Per Ammendolia la sfida della pastorale digitale è aprire a processi in cui la liturgia, l’annuncio e la carità – il cosiddetto tripode della pastorale ordinaria – si intersechino opportunamente con le tecnologie digitali, nella prospettiva onlife, dato che il digitale ha ricadute nella vita fisica così come la vita fisica si “riflette” nel digitale. Ci si deve chiedere: quali esperienze della vita di fede hanno piena validità se vissute digitalmente? Inoltre, per Ammendolia – così come approfondito nei primi tre capitoli del suo libro –, la pastorale digitale non si riduce alla comunicazione digitalmente mediata (anche se l’esperienza più diffusa è quella social o dei webinar…). L’ascolto della rete resta il primo passo per una Chiesa che si ripensa onlife. Aspetti tutti toccati dagli enunciati della riflessione pastorale pubblicata dal Dicastero per la comunicazione nella Pentecoste 2023: «Verso una piena presenza».

Ammendolia ha pure evidenziato che l’influencer – o testimone digitale – deve saper stare sul pezzo, in una vita che sa di Vangelo: la credibilità passa attraverso la “buona reputazione” di cui si gode nella dimensione pubblica. L’ascolto della rete resta il primo passo per una Chiesa che si ripensa onlife.

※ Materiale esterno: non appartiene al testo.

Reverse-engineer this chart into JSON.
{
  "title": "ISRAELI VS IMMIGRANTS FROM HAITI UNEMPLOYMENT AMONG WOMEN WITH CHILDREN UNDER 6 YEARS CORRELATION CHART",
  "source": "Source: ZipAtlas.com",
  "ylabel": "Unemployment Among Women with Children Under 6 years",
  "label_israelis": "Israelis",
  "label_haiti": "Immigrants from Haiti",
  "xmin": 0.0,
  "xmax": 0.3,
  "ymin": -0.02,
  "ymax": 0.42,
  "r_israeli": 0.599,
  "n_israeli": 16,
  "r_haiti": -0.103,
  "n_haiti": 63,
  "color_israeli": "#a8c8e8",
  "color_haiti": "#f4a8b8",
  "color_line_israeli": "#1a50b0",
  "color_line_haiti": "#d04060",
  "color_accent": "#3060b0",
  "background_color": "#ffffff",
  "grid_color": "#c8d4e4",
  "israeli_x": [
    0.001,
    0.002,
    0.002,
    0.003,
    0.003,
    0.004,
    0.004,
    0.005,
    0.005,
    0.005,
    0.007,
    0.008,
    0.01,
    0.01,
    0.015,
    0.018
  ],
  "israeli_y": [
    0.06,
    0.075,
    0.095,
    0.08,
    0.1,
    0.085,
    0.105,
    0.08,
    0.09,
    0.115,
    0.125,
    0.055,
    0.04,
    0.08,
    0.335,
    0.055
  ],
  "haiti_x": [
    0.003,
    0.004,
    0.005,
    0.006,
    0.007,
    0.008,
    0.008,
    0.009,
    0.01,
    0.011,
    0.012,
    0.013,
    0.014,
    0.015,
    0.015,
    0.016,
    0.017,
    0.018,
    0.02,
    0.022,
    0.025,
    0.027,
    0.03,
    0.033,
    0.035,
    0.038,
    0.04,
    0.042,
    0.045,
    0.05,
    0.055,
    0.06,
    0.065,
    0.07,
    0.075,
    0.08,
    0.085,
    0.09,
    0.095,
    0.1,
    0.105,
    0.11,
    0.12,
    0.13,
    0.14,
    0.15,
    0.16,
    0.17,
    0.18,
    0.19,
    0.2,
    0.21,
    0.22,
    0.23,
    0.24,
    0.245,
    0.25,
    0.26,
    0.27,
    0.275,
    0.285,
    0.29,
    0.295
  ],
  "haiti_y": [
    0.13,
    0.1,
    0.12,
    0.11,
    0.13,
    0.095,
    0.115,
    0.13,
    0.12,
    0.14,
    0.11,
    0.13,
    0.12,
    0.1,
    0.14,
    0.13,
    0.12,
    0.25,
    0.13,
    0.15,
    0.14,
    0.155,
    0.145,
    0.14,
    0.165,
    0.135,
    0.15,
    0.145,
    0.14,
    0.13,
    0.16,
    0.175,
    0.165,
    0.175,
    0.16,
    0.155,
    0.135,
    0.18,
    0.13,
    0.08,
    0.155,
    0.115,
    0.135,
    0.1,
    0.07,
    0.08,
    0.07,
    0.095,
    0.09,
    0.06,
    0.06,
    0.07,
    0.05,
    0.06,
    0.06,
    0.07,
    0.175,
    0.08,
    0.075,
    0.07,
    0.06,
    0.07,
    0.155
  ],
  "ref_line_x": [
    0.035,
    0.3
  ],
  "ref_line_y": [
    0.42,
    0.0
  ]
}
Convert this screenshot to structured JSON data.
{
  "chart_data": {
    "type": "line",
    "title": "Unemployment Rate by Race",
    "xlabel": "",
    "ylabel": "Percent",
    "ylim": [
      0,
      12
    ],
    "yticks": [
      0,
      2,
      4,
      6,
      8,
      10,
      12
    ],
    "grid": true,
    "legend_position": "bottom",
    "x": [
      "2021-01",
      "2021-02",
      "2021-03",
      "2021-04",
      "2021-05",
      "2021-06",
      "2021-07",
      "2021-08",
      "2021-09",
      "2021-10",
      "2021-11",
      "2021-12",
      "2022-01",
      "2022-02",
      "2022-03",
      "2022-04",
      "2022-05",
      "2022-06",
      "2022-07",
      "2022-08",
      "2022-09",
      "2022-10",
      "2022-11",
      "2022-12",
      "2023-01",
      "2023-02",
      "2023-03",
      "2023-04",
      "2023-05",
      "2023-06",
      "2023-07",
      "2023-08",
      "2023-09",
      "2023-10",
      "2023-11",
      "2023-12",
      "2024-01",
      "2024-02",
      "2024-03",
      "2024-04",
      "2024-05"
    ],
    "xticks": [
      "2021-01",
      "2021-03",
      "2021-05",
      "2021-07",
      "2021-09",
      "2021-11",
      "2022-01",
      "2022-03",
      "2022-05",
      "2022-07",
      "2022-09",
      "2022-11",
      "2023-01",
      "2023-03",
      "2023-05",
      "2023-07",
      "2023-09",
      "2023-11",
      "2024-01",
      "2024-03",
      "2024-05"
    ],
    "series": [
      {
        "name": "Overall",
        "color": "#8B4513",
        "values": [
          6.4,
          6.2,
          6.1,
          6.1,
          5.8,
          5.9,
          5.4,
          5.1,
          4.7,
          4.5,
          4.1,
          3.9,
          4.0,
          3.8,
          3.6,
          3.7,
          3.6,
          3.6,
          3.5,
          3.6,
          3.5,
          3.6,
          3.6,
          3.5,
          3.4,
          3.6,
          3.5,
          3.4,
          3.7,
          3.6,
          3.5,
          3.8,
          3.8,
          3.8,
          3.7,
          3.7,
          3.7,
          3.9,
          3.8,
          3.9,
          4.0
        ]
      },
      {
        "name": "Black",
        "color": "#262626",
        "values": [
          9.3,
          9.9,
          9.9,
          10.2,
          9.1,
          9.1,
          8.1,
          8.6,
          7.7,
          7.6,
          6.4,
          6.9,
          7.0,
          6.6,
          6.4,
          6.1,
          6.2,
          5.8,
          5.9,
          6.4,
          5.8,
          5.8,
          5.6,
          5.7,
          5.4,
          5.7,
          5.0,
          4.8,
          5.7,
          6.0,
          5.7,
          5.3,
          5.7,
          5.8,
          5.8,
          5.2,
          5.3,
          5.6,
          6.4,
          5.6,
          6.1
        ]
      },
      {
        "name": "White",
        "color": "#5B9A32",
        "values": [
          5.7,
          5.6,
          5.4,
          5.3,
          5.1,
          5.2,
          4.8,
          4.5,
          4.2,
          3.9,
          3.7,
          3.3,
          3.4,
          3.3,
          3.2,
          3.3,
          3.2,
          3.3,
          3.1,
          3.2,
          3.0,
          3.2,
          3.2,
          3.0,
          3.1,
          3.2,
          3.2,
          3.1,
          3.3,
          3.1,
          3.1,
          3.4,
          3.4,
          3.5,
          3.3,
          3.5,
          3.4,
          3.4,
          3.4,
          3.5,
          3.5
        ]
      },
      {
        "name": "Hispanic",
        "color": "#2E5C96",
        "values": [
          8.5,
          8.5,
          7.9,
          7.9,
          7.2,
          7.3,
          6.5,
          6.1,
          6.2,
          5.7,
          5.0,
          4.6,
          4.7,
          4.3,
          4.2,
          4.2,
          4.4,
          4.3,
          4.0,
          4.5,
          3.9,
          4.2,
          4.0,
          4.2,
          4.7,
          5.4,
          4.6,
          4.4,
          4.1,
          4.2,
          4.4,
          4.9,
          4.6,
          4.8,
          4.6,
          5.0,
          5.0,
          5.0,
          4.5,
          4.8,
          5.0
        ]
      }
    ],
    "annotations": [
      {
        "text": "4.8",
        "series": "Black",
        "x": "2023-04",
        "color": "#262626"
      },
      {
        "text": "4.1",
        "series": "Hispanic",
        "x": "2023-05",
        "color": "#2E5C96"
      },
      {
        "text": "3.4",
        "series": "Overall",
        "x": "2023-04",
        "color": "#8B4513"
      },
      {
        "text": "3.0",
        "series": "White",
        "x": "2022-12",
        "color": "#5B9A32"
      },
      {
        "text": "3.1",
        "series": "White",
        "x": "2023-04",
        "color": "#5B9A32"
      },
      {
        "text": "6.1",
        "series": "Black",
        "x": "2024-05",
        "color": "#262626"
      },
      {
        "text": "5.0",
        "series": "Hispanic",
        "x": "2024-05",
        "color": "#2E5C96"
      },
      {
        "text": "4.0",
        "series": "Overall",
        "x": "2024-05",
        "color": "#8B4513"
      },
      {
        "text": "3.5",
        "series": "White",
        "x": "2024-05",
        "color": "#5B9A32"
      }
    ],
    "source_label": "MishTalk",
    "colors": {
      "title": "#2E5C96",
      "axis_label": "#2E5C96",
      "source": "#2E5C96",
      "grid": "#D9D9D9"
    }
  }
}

Ascolto che – per Rosy Russo – ha trovato una particolare applicazione nel Sinodo del continente digitale: non un altro Sinodo, ma possibilità per il Sinodo di raggiungere periferie esistenziali, altrimenti difficilmente raggiungibili, per «andare laddove la gente sta». Il testimone digitale è attivazione nella propria comunità credente di un nuovo modo di essere presenza della Chiesa: quante vite si possono incontrare; e non c’è solo gente geograficamente lontana, ma anche gente geograficamente vicina ma che ha sete di Dio e di prossimità, perché al di fuori della stessa comunità. Afferma: «Dobbiamo dirlo ai nostri vescovi, ai nostri sacerdoti… ».